In his classic book, Status Anxiety, Alain de Botton argues that much of our fear isn’t about failure itself—it’s about how others will perceive that failure. The shame, the judgment, the imagined humiliation.

Which is why we hesitate.

Not because we aren’t capable. But because we assume there’s an invisible jury, always watching, always waiting to pass judgment.

But what if that audience isn’t as invested in our downfall as we think?

Like I said: unless you faked cancer, jammed a roasted turkey up your dress, or spent years speaking in a faux-European accent, your fear of being exposed is wildly disproportionate to reality.

From Imposter Complex to Trailblazer’s Complex

The fear of exposure might feel real, but what if it’s just… misplaced?

What if this isn’t proof that you don’t belong, but rather proof that you’re at the edge of something bigger?

In Think Again, Adam Grant highlights that true experts tend to doubt themselves, while the least competent are often the most confident. (See also: the Dunning-Kruger effect.)

That discomfort you feel? It’s not proof you don’t belong—it’s proof you care. Proof that this matters to you.

And that feeling pulling at you—the weight of stepping into something bigger? That’s not fraudulence.

That’s what I call the Trailblazer’s Complex—the discomfort of leading beyond the status quo.

It’s proof that you’re in the arena, doing the work, pushing the edges of what’s possible.

The frauds aren’t feeling this. They’re marching forward in full delusion, wearing crowns they never earned.
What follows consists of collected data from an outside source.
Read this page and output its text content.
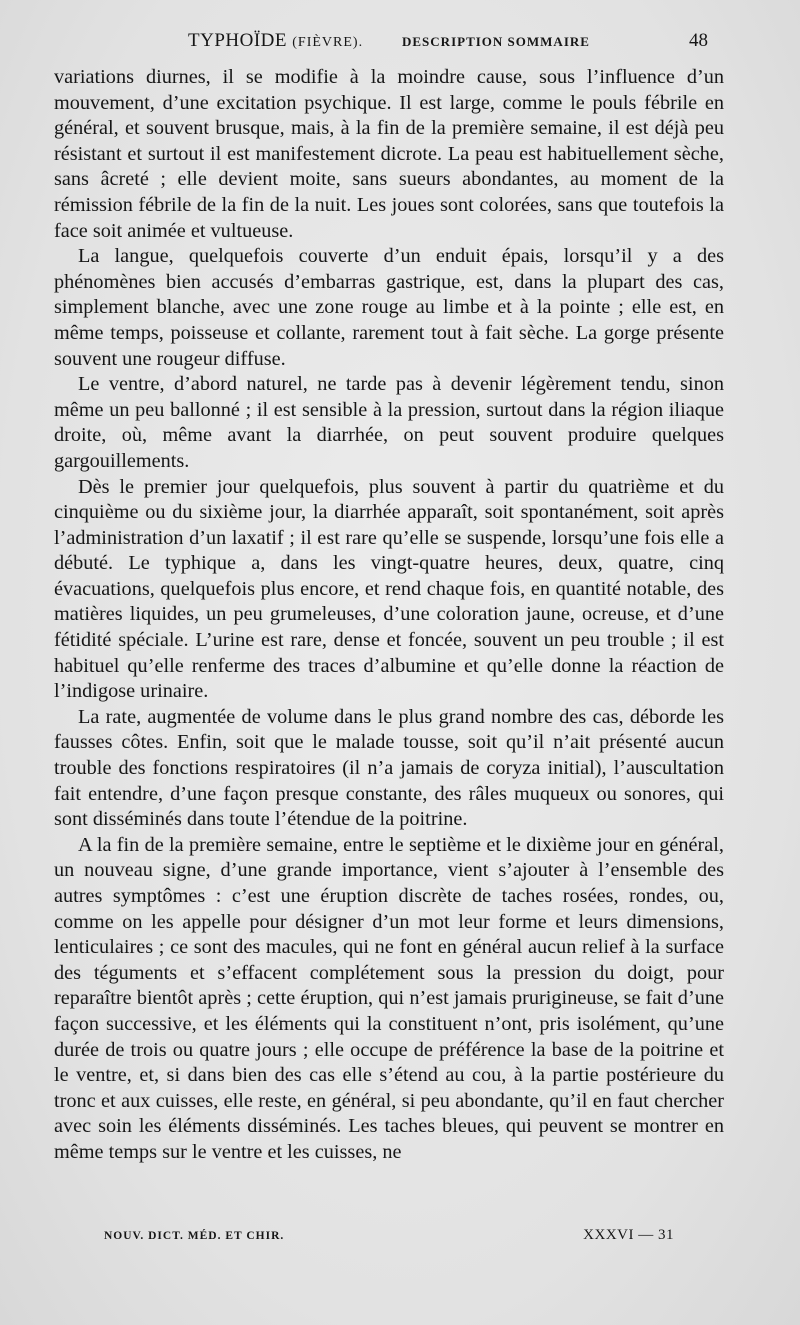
TYPHOÏDE (FIÈVRE).	DESCRIPTION SOMMAIRE	48

variations diurnes, il se modifie à la moindre cause, sous l’influence d’un mouvement, d’une excitation psychique. Il est large, comme le pouls fébrile en général, et souvent brusque, mais, à la fin de la première semaine, il est déjà peu résistant et surtout il est manifestement dicrote. La peau est habituellement sèche, sans âcreté ; elle devient moite, sans sueurs abondantes, au moment de la rémission fébrile de la fin de la nuit. Les joues sont colorées, sans que toutefois la face soit animée et vultueuse.

La langue, quelquefois couverte d’un enduit épais, lorsqu’il y a des phénomènes bien accusés d’embarras gastrique, est, dans la plupart des cas, simplement blanche, avec une zone rouge au limbe et à la pointe ; elle est, en même temps, poisseuse et collante, rarement tout à fait sèche. La gorge présente souvent une rougeur diffuse.

Le ventre, d’abord naturel, ne tarde pas à devenir légèrement tendu, sinon même un peu ballonné ; il est sensible à la pression, surtout dans la région iliaque droite, où, même avant la diarrhée, on peut souvent produire quelques gargouillements.

Dès le premier jour quelquefois, plus souvent à partir du quatrième et du cinquième ou du sixième jour, la diarrhée apparaît, soit spontanément, soit après l’administration d’un laxatif ; il est rare qu’elle se suspende, lorsqu’une fois elle a débuté. Le typhique a, dans les vingt-quatre heures, deux, quatre, cinq évacuations, quelquefois plus encore, et rend chaque fois, en quantité notable, des matières liquides, un peu grumeleuses, d’une coloration jaune, ocreuse, et d’une fétidité spéciale. L’urine est rare, dense et foncée, souvent un peu trouble ; il est habituel qu’elle renferme des traces d’albumine et qu’elle donne la réaction de l’indigose urinaire.

La rate, augmentée de volume dans le plus grand nombre des cas, déborde les fausses côtes. Enfin, soit que le malade tousse, soit qu’il n’ait présenté aucun trouble des fonctions respiratoires (il n’a jamais de coryza initial), l’auscultation fait entendre, d’une façon presque constante, des râles muqueux ou sonores, qui sont disséminés dans toute l’étendue de la poitrine.

A la fin de la première semaine, entre le septième et le dixième jour en général, un nouveau signe, d’une grande importance, vient s’ajouter à l’ensemble des autres symptômes : c’est une éruption discrète de taches rosées, rondes, ou, comme on les appelle pour désigner d’un mot leur forme et leurs dimensions, lenticulaires ; ce sont des macules, qui ne font en général aucun relief à la surface des téguments et s’effacent complétement sous la pression du doigt, pour reparaître bientôt après ; cette éruption, qui n’est jamais prurigineuse, se fait d’une façon successive, et les éléments qui la constituent n’ont, pris isolément, qu’une durée de trois ou quatre jours ; elle occupe de préférence la base de la poitrine et le ventre, et, si dans bien des cas elle s’étend au cou, à la partie postérieure du tronc et aux cuisses, elle reste, en général, si peu abondante, qu’il en faut chercher avec soin les éléments disséminés. Les taches bleues, qui peuvent se montrer en même temps sur le ventre et les cuisses, ne

NOUV. DICT. MÉD. ET CHIR.	XXXVI — 31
You? You put in the work. You know this matters. You feel the weight of it all because you actually give a damn.

That’s what trailblazing feels like.

Meanwhile, in the Real Hall of Mirrors…

This whole moment in history is peak Emperor’s New Clothes—full of leaders (and I use that term loosely) swaggering around, insisting their robes are majestic when it’s clear to anyone with eyes that they are wearing nothing but bravado.

And it works. Not because they’re competent, but because they’re loud.

Meanwhile, you—the one actually doing the work, holding the line, delivering the results—wonder if you belong.

Enough.

You’re Not Playing King. You Are an Authority.

You don’t need to fake it. You don’t need to act like you belong.

You already belong.

So now? Make it yours. Own it. Claim the space you have earned.

Because if you don’t, someone else will.

And let’s be honest: do we really need more emperors strutting around in imaginary robes while the real leaders hold themselves back?

Or is it time for the ones actually doing the work to take up the space they’ve earned?